Minister Gopee-Scoon calls for greater stakeholder commitment to advance the horse racing industry
February 16, 2017: In addressing a room filled with avid horse racing stakeholders at the Arima Race Club Jetsam Awards Ceremony on Wednesday 15 February, 2017, Senator the Honourable Paula Gopee-Scoon, Minister of Trade and Industry congratulated the winners in the various categories and acknowledged the valuable contribution the industry continues to make to the economic landscape of Trinidad and Tobago.
She told the audience that the Government is cognizant of the challenges which the industry is encountering and is committed to the enactment of the Gambling (Gaming and Betting Control) Bill which will ensure that there is a modern legal and regulatory framework for gaming, gambling and betting. She underscored, however, that there is much more to be done by stakeholders.
Senator Gopee-Scoon indicated that ‘the current economic climate constricts the Government’s ability to make cash injections. The development in the industry however needs more than direct financial support. It is well noted on any balance sheet, that the industry is healthy, owning valuable property. Those who love the sport and are committed enough are added to those who hold responsibility, meaning the Boards of the Trinidad and Tobago Racing Associaton and Betty Levy Board must take horse racing seriously if the industry is to be sustained and grow. I am trusting that the racing fraternity will not relinquish the objective of developing Trinidad and Tobago as the horse racing centre of the Caribbean but what certainly must not go unnoticed, are the proposed plans, which are already in the public domain, for further development within other parts of the region’.

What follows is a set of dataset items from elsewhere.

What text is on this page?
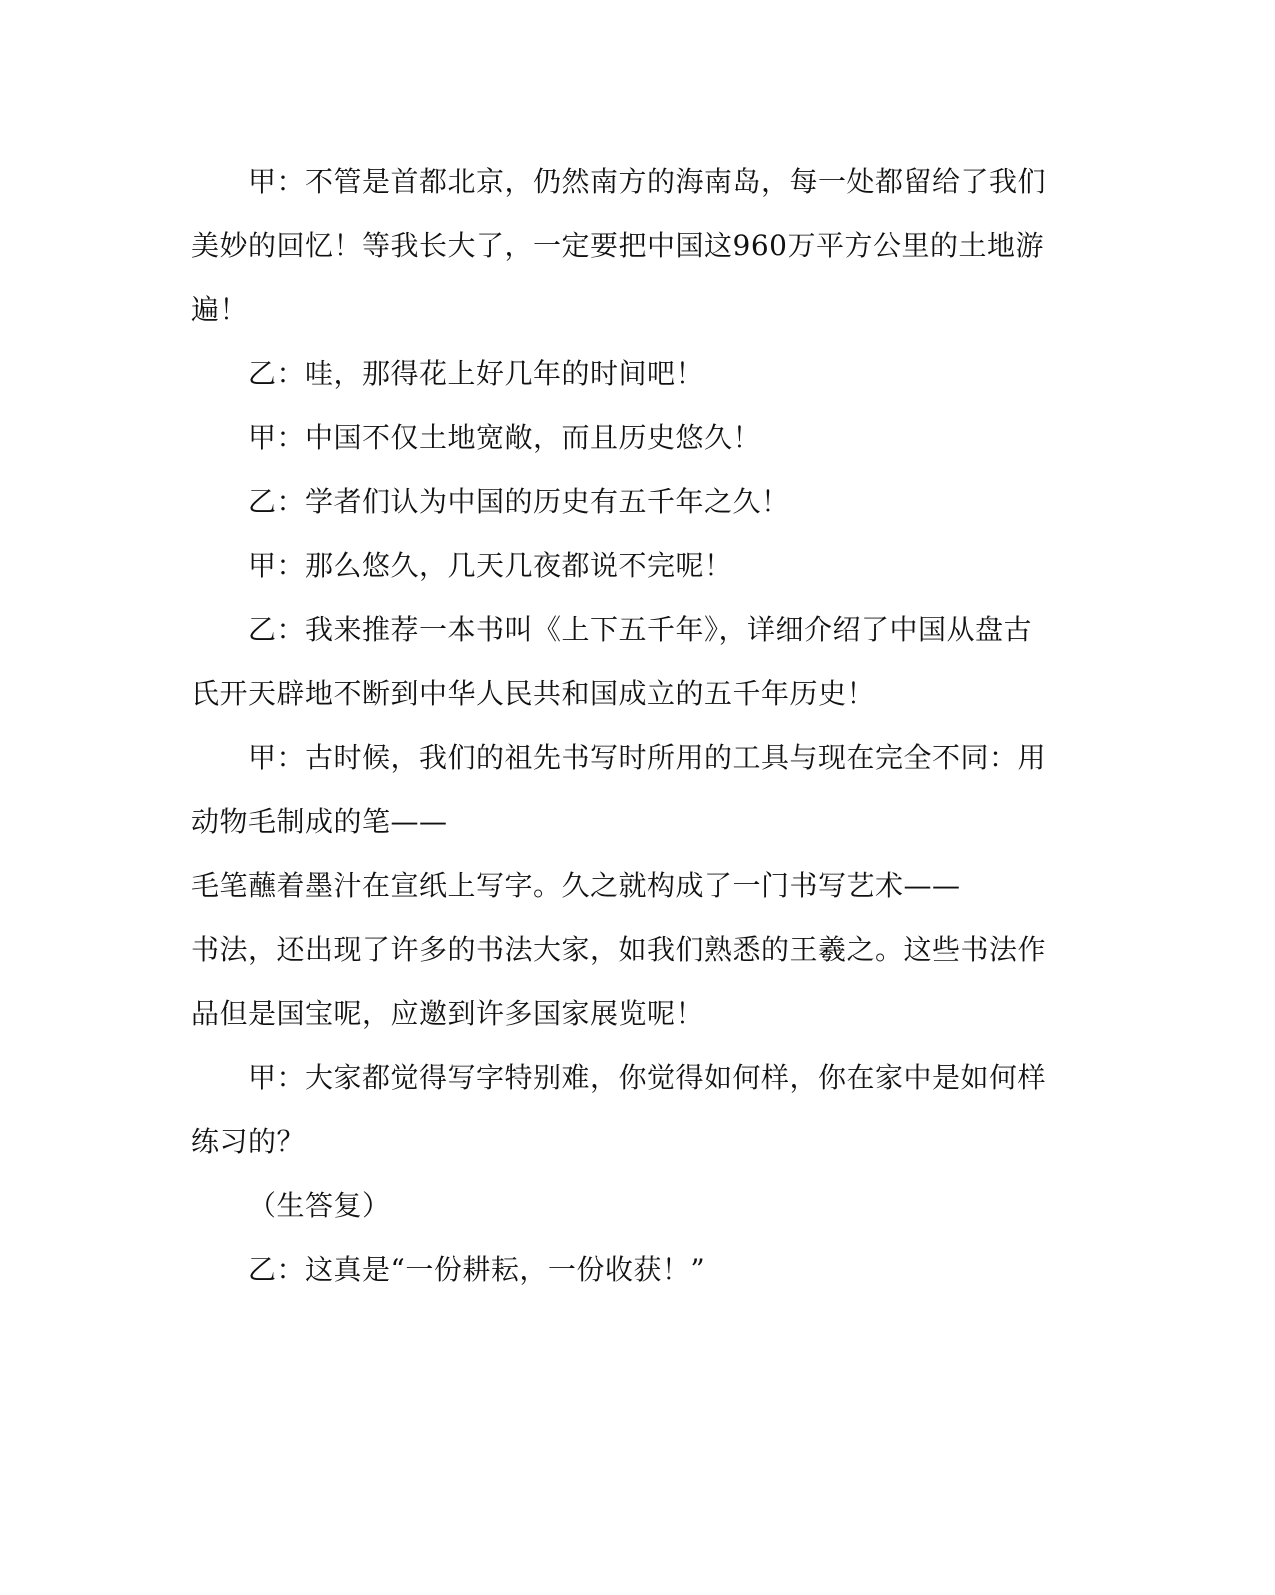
甲：不管是首都北京，仍然南方的海南岛，每一处都留给了我们
美妙的回忆！等我长大了，一定要把中国这960万平方公里的土地游
遍！
乙：哇，那得花上好几年的时间吧！
甲：中国不仅土地宽敞，而且历史悠久！
乙：学者们认为中国的历史有五千年之久！
甲：那么悠久，几天几夜都说不完呢！
乙：我来推荐一本书叫《上下五千年》，详细介绍了中国从盘古
氏开天辟地不断到中华人民共和国成立的五千年历史！
甲：古时候，我们的祖先书写时所用的工具与现在完全不同：用
动物毛制成的笔——
毛笔蘸着墨汁在宣纸上写字。久之就构成了一门书写艺术——
书法，还出现了许多的书法大家，如我们熟悉的王羲之。这些书法作
品但是国宝呢，应邀到许多国家展览呢！
甲：大家都觉得写字特别难，你觉得如何样，你在家中是如何样
练习的？
（生答复）
乙：这真是“一份耕耘，一份收获！”
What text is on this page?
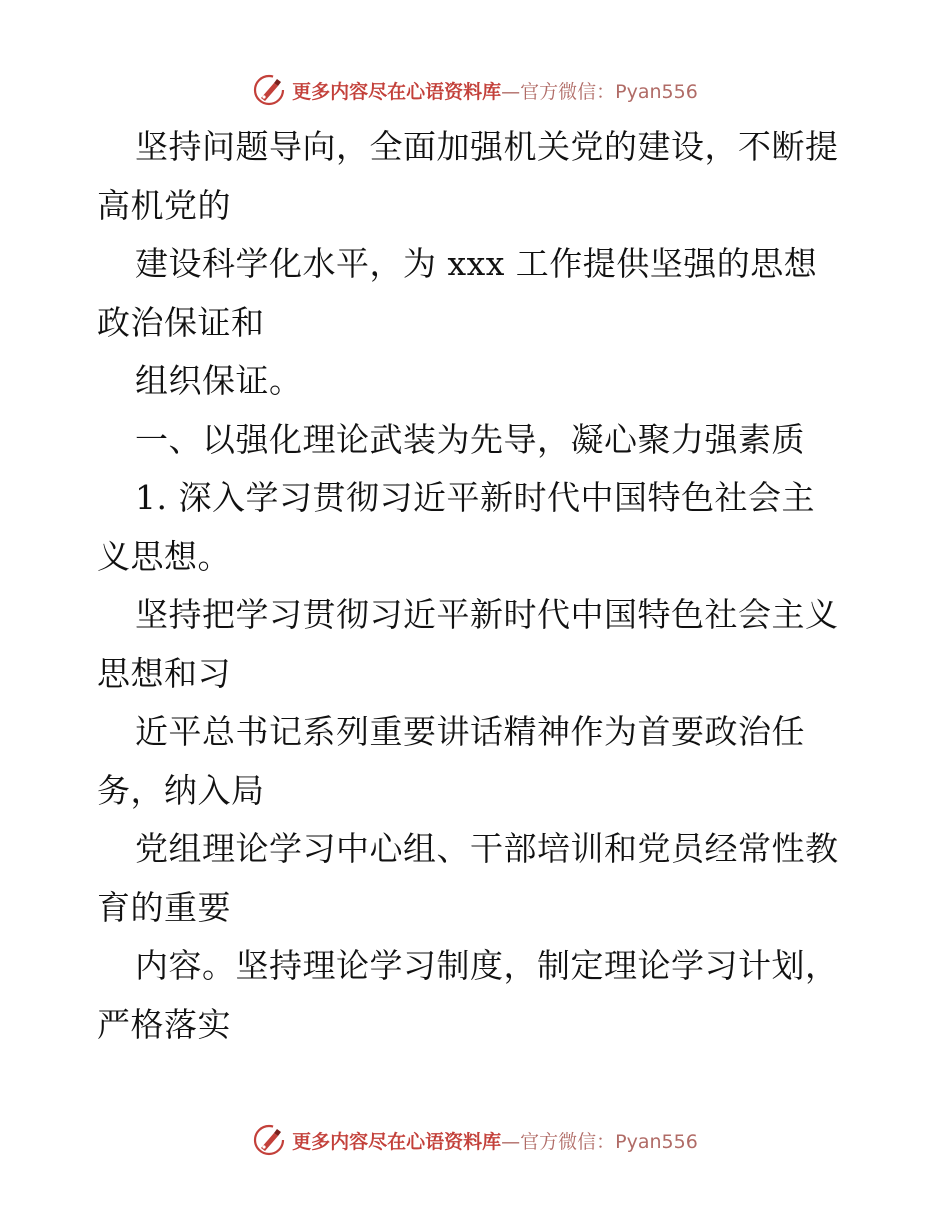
更多内容尽在心语资料库—官方微信：Pyan556
坚持问题导向，全面加强机关党的建设，不断提
高机党的
建设科学化水平，为 xxx 工作提供坚强的思想
政治保证和
组织保证。
一、以强化理论武装为先导，凝心聚力强素质
1. 深入学习贯彻习近平新时代中国特色社会主
义思想。
坚持把学习贯彻习近平新时代中国特色社会主义
思想和习
近平总书记系列重要讲话精神作为首要政治任
务，纳入局
党组理论学习中心组、干部培训和党员经常性教
育的重要
内容。坚持理论学习制度，制定理论学习计划，
严格落实
更多内容尽在心语资料库—官方微信：Pyan556
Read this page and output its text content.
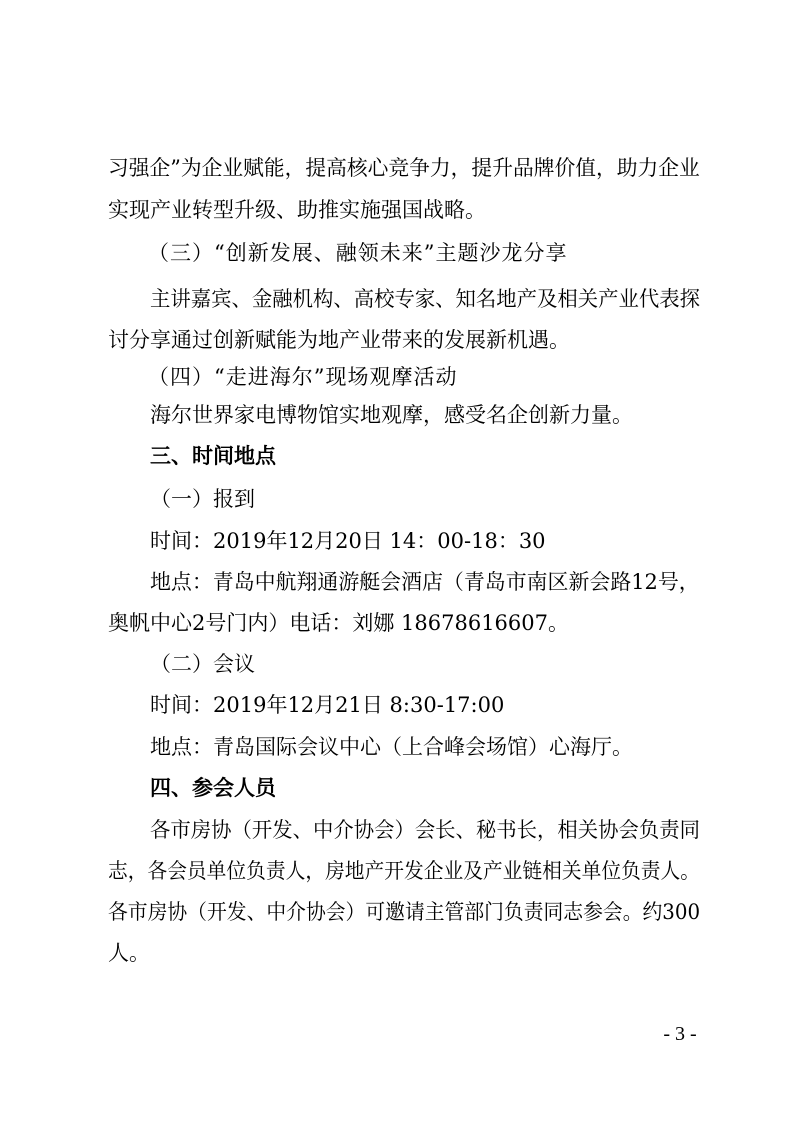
习强企”为企业赋能，提高核心竞争力，提升品牌价值，助力企业
实现产业转型升级、助推实施强国战略。
（三）“创新发展、融领未来”主题沙龙分享
主讲嘉宾、金融机构、高校专家、知名地产及相关产业代表探
讨分享通过创新赋能为地产业带来的发展新机遇。
（四）“走进海尔”现场观摩活动
海尔世界家电博物馆实地观摩，感受名企创新力量。
三、时间地点
（一）报到
时间：2019年12月20日 14：00-18：30
地点：青岛中航翔通游艇会酒店（青岛市南区新会路12号，
奥帆中心2号门内）电话：刘娜 18678616607。
（二）会议
时间：2019年12月21日 8:30-17:00
地点：青岛国际会议中心（上合峰会场馆）心海厅。
四、参会人员
各市房协（开发、中介协会）会长、秘书长，相关协会负责同
志，各会员单位负责人，房地产开发企业及产业链相关单位负责人。
各市房协（开发、中介协会）可邀请主管部门负责同志参会。约300
人。
- 3 -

Senator Gopee-Scoon affirmed that the Ministry of Trade and Industry stands ready to support the industry’s efforts and called on stakeholders to place greater effort in advancing the sport of horse racing.
Mr. Linford Carrabon, President, Arima Race Club noted that the presence of stakeholders at the Awards Ceremony indicates their passion and commitment to the development of the sport. He said ‘like the national economy, horseracing is also facing some challenging times and what we do in 2017 will determine the future of racing. The changes we make this year will be necessary if we want the sport to continue and remain alive’.
The Jetsam Awards are named after the famous creole racehorse and sire of the 1940s. It is reputed by many to be the greatest creole horse ever bred in Trinidad and Tobago.